Going back to DAMN. ‘PRIDE’ sees Kendrick suspended from the stage ceiling and rapping horizontally, from a distance it looks like he is floating in a straight-jacket. Weird and wonderful in every sense. ‘XXX’ is a movie in itself, the wailing police sirens in the song reflected by a lowering stage with flickering red and blue flashing lights ahead. It is simple, yet brilliantly effective.
‘Alright’ goes down as expected; powerful, poignant and politically potent. You cannot help but feel the sentiment of the #BlackLivesMatter anthem it has grown to become, particularly in the current political climate.
Just as we approach the close, Lamar stops and absorbs the energy of the 20,000 inside The O2. A moment of rare stillness amidst a raging show; he is visibly humbled.

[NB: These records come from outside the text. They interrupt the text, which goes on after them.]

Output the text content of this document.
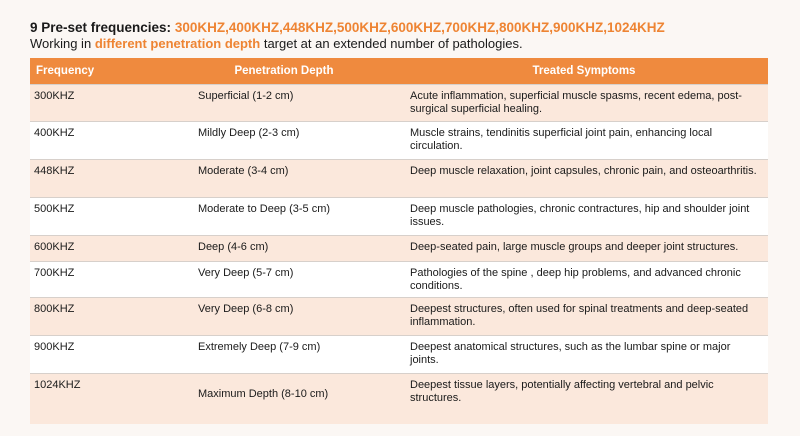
9 Pre-set frequencies: 300KHZ,400KHZ,448KHZ,500KHZ,600KHZ,700KHZ,800KHZ,900KHZ,1024KHZ

Working in different penetration depth target at an extended number of pathologies.

Frequency	Penetration Depth	Treated Symptoms
300KHZ	Superficial (1-2 cm)	Acute inflammation, superficial muscle spasms, recent edema, post-surgical superficial healing.
400KHZ	Mildly Deep (2-3 cm)	Muscle strains, tendinitis superficial joint pain, enhancing local circulation.
448KHZ	Moderate (3-4 cm)	Deep muscle relaxation, joint capsules, chronic pain, and osteoarthritis.
500KHZ	Moderate to Deep (3-5 cm)	Deep muscle pathologies, chronic contractures, hip and shoulder joint issues.
600KHZ	Deep (4-6 cm)	Deep-seated pain, large muscle groups and deeper joint structures.
700KHZ	Very Deep (5-7 cm)	Pathologies of the spine , deep hip problems, and advanced chronic conditions.
800KHZ	Very Deep (6-8 cm)	Deepest structures, often used for spinal treatments and deep-seated inflammation.
900KHZ	Extremely Deep (7-9 cm)	Deepest anatomical structures, such as the lumbar spine or major joints.
1024KHZ	Maximum Depth (8-10 cm)	Deepest tissue layers, potentially affecting vertebral and pelvic structures.
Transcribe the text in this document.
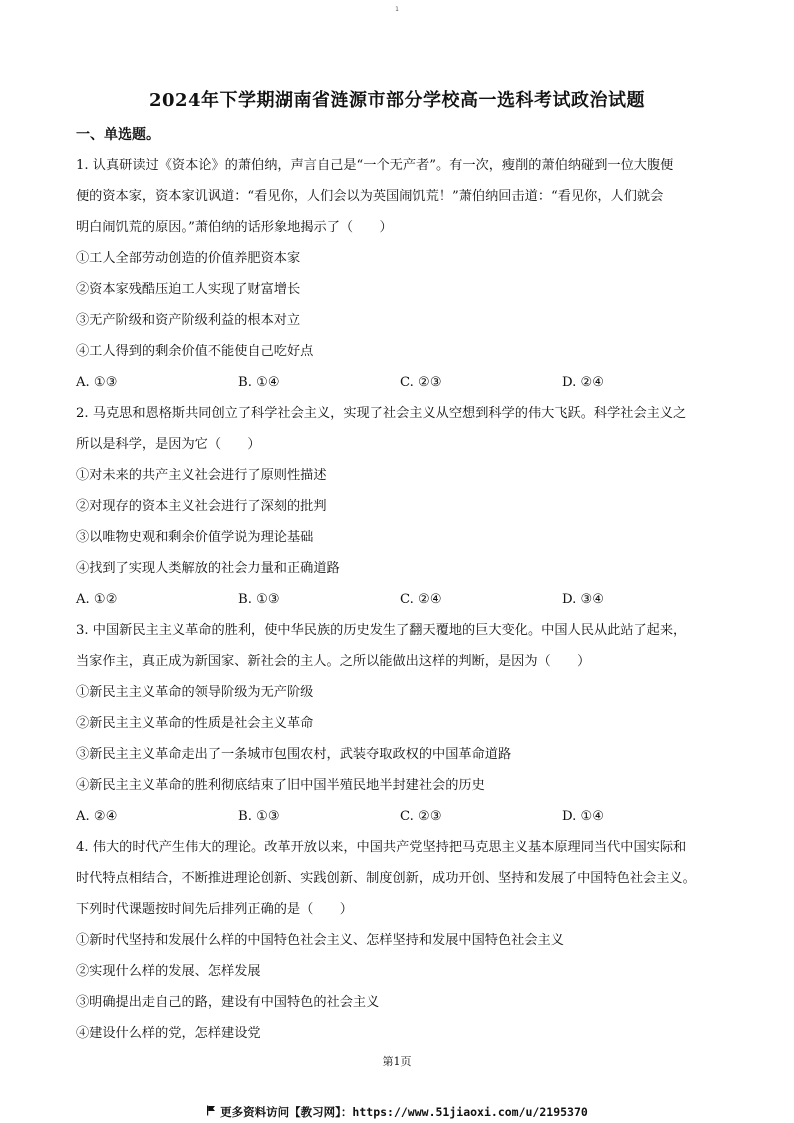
1
2024年下学期湖南省涟源市部分学校高一选科考试政治试题
一、单选题。

1. 认真研读过《资本论》的萧伯纳，声言自己是“一个无产者”。有一次，瘦削的萧伯纳碰到一位大腹便

便的资本家，资本家讥讽道：“看见你，人们会以为英国闹饥荒！”萧伯纳回击道：“看见你，人们就会

明白闹饥荒的原因。”萧伯纳的话形象地揭示了（　　）

①工人全部劳动创造的价值养肥资本家

②资本家残酷压迫工人实现了财富增长

③无产阶级和资产阶级利益的根本对立

④工人得到的剩余价值不能使自己吃好点

A. ①③	B. ①④	C. ②③	D. ②④

2. 马克思和恩格斯共同创立了科学社会主义，实现了社会主义从空想到科学的伟大飞跃。科学社会主义之

所以是科学，是因为它（　　）

①对未来的共产主义社会进行了原则性描述

②对现存的资本主义社会进行了深刻的批判

③以唯物史观和剩余价值学说为理论基础

④找到了实现人类解放的社会力量和正确道路

A. ①②	B. ①③	C. ②④	D. ③④

3. 中国新民主主义革命的胜利，使中华民族的历史发生了翻天覆地的巨大变化。中国人民从此站了起来，

当家作主，真正成为新国家、新社会的主人。之所以能做出这样的判断，是因为（　　）

①新民主主义革命的领导阶级为无产阶级

②新民主主义革命的性质是社会主义革命

③新民主主义革命走出了一条城市包围农村，武装夺取政权的中国革命道路

④新民主主义革命的胜利彻底结束了旧中国半殖民地半封建社会的历史

A. ②④	B. ①③	C. ②③	D. ①④

4. 伟大的时代产生伟大的理论。改革开放以来，中国共产党坚持把马克思主义基本原理同当代中国实际和

时代特点相结合，不断推进理论创新、实践创新、制度创新，成功开创、坚持和发展了中国特色社会主义。

下列时代课题按时间先后排列正确的是（　　）

①新时代坚持和发展什么样的中国特色社会主义、怎样坚持和发展中国特色社会主义

②实现什么样的发展、怎样发展

③明确提出走自己的路，建设有中国特色的社会主义

④建设什么样的党，怎样建设党

第1页
更多资料访问【教习网】：https://www.51jiaoxi.com/u/2195370
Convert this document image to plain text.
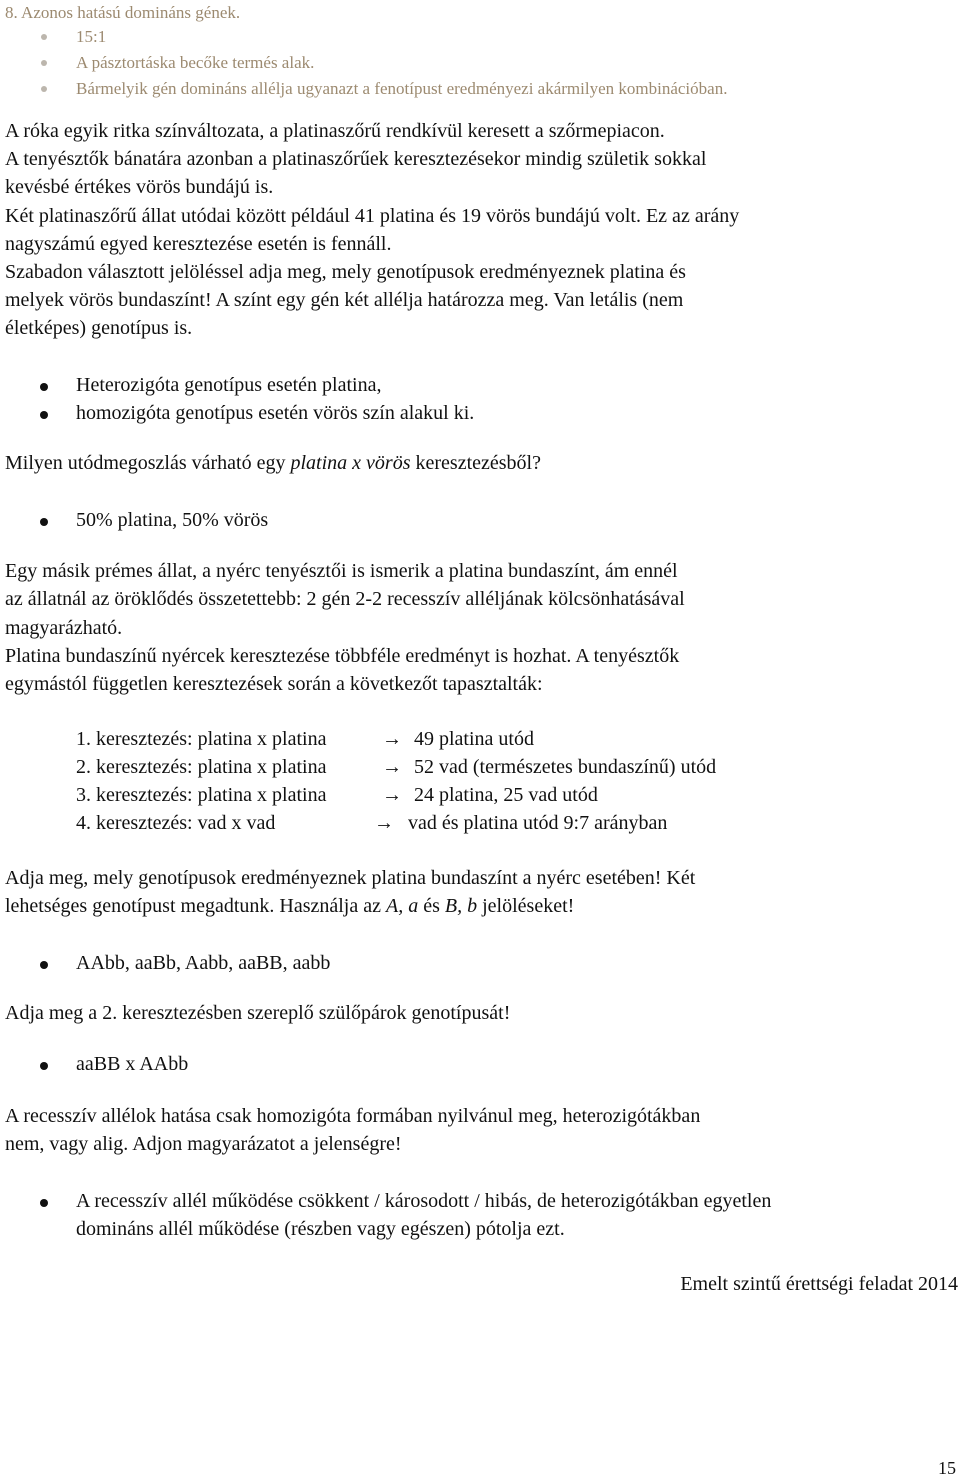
8. Azonos hatású domináns gének.
15:1
A pásztortáska becőke termés alak.
Bármelyik gén domináns allélja ugyanazt a fenotípust eredményezi akármilyen kombinációban.
A róka egyik ritka színváltozata, a platinaszőrű rendkívül keresett a szőrmepiacon.
A tenyésztők bánatára azonban a platinaszőrűek keresztezésekor mindig születik sokkal
kevésbé értékes vörös bundájú is.
Két platinaszőrű állat utódai között például 41 platina és 19 vörös bundájú volt. Ez az arány
nagyszámú egyed keresztezése esetén is fennáll.
Szabadon választott jelöléssel adja meg, mely genotípusok eredményeznek platina és
melyek vörös bundaszínt! A színt egy gén két allélja határozza meg. Van letális (nem
életképes) genotípus is.
Heterozigóta genotípus esetén platina,
homozigóta genotípus esetén vörös szín alakul ki.
Milyen utódmegoszlás várható egy platina x vörös keresztezésből?
50% platina, 50% vörös
Egy másik prémes állat, a nyérc tenyésztői is ismerik a platina bundaszínt, ám ennél
az állatnál az öröklődés összetettebb: 2 gén 2-2 recesszív alléljának kölcsönhatásával
magyarázható.
Platina bundaszínű nyércek keresztezése többféle eredményt is hozhat. A tenyésztők
egymástól független keresztezések során a következőt tapasztalták:
1. keresztezés: platina x platina	→ 49 platina utód
2. keresztezés: platina x platina	→ 52 vad (természetes bundaszínű) utód
3. keresztezés: platina x platina	→ 24 platina, 25 vad utód
4. keresztezés: vad x vad	→ vad és platina utód 9:7 arányban
Adja meg, mely genotípusok eredményeznek platina bundaszínt a nyérc esetében! Két
lehetséges genotípust megadtunk. Használja az A, a és B, b jelöléseket!
AAbb, aaBb, Aabb, aaBB, aabb
Adja meg a 2. keresztezésben szereplő szülőpárok genotípusát!
aaBB x AAbb
A recesszív allélok hatása csak homozigóta formában nyilvánul meg, heterozigótákban
nem, vagy alig. Adjon magyarázatot a jelenségre!
A recesszív allél működése csökkent / károsodott / hibás, de heterozigótákban egyetlen
domináns allél működése (részben vagy egészen) pótolja ezt.
Emelt szintű érettségi feladat 2014
15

No surprise then, as to what song is up next. His most commercially successful track to date lifts the audience into another world, and coming from someone who actively thought this was the poorest song on the album, it is excellent to see the O2 singing (or at least mumbling along to) near-enough every word a cappella.
The final song is the euphoric ‘GOD,’ an interesting choice – a great track but not the bombastic finisher London needed. Nonetheless the show overall is a visually impressive and all-round powerful spectacle. Kung Fu Kenny is at a stage now where he can push, kick and karate-chop his way through creative boundaries and claim his spot as the greatest in the world right now.